ÇAMURA HAYAT VEREN KIZ...
Tabloların gülümseyen yüzleri ve yakmayan sıcaklıkları Foça'nın sonbaharına eşitleniyor; dingin havanın ortaklığıyla sessizlik içerisinde bana bakıyorlardı. Çapalı kızlar ellerinde gereçleri, aletleri ile sanki bir fotoğrafçıya poz verir gibiydiler.. Biraz utangaç, biraz yorgundular. Ama tümünün de yüzlerinde gülümseme hiç eksik değildi. Emek ve sevgi ile toprağı işlerken birisi sanki onlara '' Haydi kalkın; sizi sonsuzluğa nakşedeceğiz.'' demiş; onlar da kendilerine seslenen kişiye dönüp bakmışlar; içlerindeki bitmez tükenmez mücadeleyi, saflığı, temizliği ve gülümsemeyi yüzlerine yansıtmışlardı. Bir renk cümbüşü içindeydiler. İnsanı yormayan, canlı renklerin içerisinde doğaya üstün gelmeye çalışıyorlardı. Doğayı bozmayan, doğayla iç içe; doğanın renklerini yansıtıyorlardı.
Hamidiye Türkan Kurt'un ''Çapalı Kızlar'' adını verdiğim tablosundan böylesine etkilenmişim demek ki. Resimden pek anlamadığım halde bir resimle ilgili böylesine yorum yapabilmek o resimlerin büyüleyiciliğinden ve resimleri yapan kişinin o resimlere yukarıda söylediğim özellikleri vermesinden ve bu özelliklere sahip olmasından kaynaklanıyor.

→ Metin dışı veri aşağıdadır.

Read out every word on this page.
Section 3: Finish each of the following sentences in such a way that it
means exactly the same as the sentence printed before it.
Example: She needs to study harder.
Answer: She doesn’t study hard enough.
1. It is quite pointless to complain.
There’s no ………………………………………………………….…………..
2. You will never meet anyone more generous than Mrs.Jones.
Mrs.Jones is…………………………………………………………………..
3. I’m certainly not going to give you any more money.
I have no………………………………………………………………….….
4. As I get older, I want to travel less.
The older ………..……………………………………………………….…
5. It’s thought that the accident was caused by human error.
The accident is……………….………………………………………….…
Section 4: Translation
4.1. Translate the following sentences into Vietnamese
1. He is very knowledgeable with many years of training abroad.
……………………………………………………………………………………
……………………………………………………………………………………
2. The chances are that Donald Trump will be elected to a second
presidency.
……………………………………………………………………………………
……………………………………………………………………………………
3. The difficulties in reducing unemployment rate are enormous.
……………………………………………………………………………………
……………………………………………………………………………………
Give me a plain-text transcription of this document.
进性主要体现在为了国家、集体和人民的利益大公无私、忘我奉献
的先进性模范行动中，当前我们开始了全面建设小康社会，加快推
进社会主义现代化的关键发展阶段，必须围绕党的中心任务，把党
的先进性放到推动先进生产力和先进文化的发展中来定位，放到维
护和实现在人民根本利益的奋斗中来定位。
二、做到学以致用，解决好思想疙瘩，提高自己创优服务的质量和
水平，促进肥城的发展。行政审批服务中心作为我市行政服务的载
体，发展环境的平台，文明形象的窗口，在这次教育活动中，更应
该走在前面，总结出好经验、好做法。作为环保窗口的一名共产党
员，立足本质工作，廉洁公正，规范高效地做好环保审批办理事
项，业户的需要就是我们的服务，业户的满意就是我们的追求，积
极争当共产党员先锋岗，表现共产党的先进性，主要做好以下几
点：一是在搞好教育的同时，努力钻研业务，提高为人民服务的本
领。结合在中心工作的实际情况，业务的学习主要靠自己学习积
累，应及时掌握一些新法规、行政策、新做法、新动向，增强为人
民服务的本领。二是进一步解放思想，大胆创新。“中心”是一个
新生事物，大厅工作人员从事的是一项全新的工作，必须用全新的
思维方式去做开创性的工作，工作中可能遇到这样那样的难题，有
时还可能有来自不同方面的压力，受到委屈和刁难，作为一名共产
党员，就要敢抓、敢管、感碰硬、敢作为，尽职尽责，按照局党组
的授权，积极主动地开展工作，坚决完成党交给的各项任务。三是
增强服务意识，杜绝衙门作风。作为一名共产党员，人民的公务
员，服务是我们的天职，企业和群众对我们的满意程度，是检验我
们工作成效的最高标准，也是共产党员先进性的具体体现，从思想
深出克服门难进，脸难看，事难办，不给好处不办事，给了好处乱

''Köyde büyüdüm ben. Ağaçlarla, otlarla, çiçeklerle, hayvanlarla, dere, tepe ve her çeşit canlı cansız varlıklar ile iç içe oldum. Onlarla beraber büyüdüm, beraber yaşadım. Köyümüz yaylalara çıkan Yörüklerin geçiş yerindeydi. Develeriyle gelirlerdi; atları, eşekleri, katırları ve diğer hayvanlarıyla. Köye uzak bir yerde konaklarlardı. Ben hemen giderdim yanlarına. Onların eşyaları, giyimleri, davranışları çekerdi beni. Onlar köyümüzden ayrılana kadar ben de onlarla olurdum. Onların uğraşları ve doğa ile mücadelesi bana örnek oldu. Onların yanında hiç durmaz, mutlaka bir şeyler yapardım. En sevdiğim uğraşlardan biri de çamurdan küçük nesneler ve heykelcikler yapmaktı. Yani bir anlamda çamura hayat vermekti. Böyle başladı içimdeki resim ve mask yapma; çamurla uğraşma tutkusu. Ve o günlerden bugüne geldim.”
Hamidiye Türkan'ın yaşadığı zorluklardan söz etmeyeceğim. Nihayetinde o, yaşadığı tüm zorlukların üstesinden sabır ve mücadele ile gelmiş; bugün mutlulukların ve gülümsemelerin resmini çizmekte.
''Sonsuzluğa Giden Yol'' tablosunda yalnızlığını değil özgürlüğünü doğayla iç içe göstererek can alıcı renklerle estetize etmekte, gözümüzün içine sokmaktadır. Atlar uygarlık tarihinin önemli bir mihenk taşı olarak bugün olmasa bile geçmişte yerini korumuştur. Atlar uygarlığın bugüne ulaşmasına çok büyük katkı sunmuşlardır ama genelde hep koşan, savaşlarda kullanılan, üzerinde bir erkeğin olduğu şekliyle betimlenmişlerdir. Ama Hamidiye Türkan’ın atları kendi haliyledir 'Atlar' tablosunda. Bir dere, bir çeşme kenarında; bir çayırlıkta ''Artık bize dokunmayın!'' dercesine kendi hallerinde otlamaktadırlar. O güzel atlar, o iyi insanlarla birlikte çekip gitmişlerdir sanki.
Hamidiye Türkan Kurt Foça'da suyu, toprağa işleyen; mücadeleden yılmayan; yaratan, üreten Anadolu kadınını temsil etmektedir. Dün elinde çapasıyla tarlada; sırtında heybesiyle keçilerin peşindeyken; bugün elinde makasıyla, küreğiyle... çiçekleri, fidanları ve ağaçları ile uğraşmakta; evinin bahçesinde sevimli köpekleri ile iç içedir. Fırçası ile de Anadolu kadınının modern sanattaki yerini estetik boyutuyla yansıtmaktadır.